At the recent TechStars Demo Day, Gary Vaynerchuk spoke about his concern with the current trend of celebrating the startups who raise money.
It’s easy to understand why the media, investors, and us all as individuals in the startup/tech world tend to focus on the stories of fundraising and hot startups. It’s positive, exciting, and it fuels the dreams of so many involved.
Gary’s point seems to be that we should celebrate the startup that knows how to make money instead of raise money. It’s a good point, but I think when startups make money at scale that’s celebrated quite a bit by everyone.
The problem I see is that these stories paint a picture that everything is great out there in startup-land, it’s easy to raise money, and that if you follow some simple steps you can also raise money and get on Techcrunch.
Besides the inaccurate picture that’s painted, there’s frankly not much to be learned from hearing about a hot startup with a strong team, that’s executed their product well, and raised money from A+ investors.
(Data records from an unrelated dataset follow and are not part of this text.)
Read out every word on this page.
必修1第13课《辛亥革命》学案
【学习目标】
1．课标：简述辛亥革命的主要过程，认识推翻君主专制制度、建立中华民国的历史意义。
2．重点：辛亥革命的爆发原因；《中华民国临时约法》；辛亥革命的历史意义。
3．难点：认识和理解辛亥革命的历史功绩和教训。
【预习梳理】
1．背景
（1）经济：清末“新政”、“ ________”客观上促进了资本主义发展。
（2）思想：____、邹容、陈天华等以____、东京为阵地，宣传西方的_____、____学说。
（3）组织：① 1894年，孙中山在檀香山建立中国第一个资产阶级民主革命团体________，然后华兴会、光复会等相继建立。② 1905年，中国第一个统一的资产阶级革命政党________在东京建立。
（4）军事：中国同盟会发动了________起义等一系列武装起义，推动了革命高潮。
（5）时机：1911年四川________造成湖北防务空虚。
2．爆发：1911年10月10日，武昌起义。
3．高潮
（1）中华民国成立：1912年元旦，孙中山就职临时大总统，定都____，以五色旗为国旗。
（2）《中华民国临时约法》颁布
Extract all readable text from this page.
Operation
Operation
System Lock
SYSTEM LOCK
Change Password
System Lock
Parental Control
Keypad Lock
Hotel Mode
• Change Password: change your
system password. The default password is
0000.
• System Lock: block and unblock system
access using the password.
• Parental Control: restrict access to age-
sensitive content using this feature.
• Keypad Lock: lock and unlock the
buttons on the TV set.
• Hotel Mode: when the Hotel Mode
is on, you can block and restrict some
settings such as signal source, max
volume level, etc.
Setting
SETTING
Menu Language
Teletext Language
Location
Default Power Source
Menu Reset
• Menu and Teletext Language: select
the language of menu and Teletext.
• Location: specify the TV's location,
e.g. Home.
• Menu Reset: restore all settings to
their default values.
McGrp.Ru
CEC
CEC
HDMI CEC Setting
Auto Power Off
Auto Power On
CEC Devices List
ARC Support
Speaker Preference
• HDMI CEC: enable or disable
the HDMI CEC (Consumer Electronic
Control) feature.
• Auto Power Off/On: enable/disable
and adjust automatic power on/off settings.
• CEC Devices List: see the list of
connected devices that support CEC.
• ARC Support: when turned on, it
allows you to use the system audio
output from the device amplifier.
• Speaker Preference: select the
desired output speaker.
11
While it’s a feel good story, there’s not much in that story that’s easy to learn from or duplicate.
Where there is something to be learned is from the startups that aren’t making it. The startups who are not finding product/market fit, the ones who can’t raise money, who are having team problems, or are failing for some other reason.
I’ve learned far more from the few startup postmortems that founders have posted than I’ve learned from the thousands of “Startup X raises investment” stories that have been published this year.
These stories are somewhat hard to find, as founders are often less excited to publicly talk about their failures. However, it’s also because there is no publication that’s really giving these companies and founders a voice.
The solution is a blog that specifically covers startups that have failed, are currently struggling, or that were on their way down before pivoting to find success. This isn’t meant to be a site that gossips or mocks these startups like F—edcompany.com did back in 2000, but one that seeks to pull out the lessons to be learned and positive experiences that can be drawn from them.
I’m tempted to start such a blog, but I’m busy working on my own company and don’t need the additional distraction. Who’s up for building a publication that could be very valuable for the good of the tech world?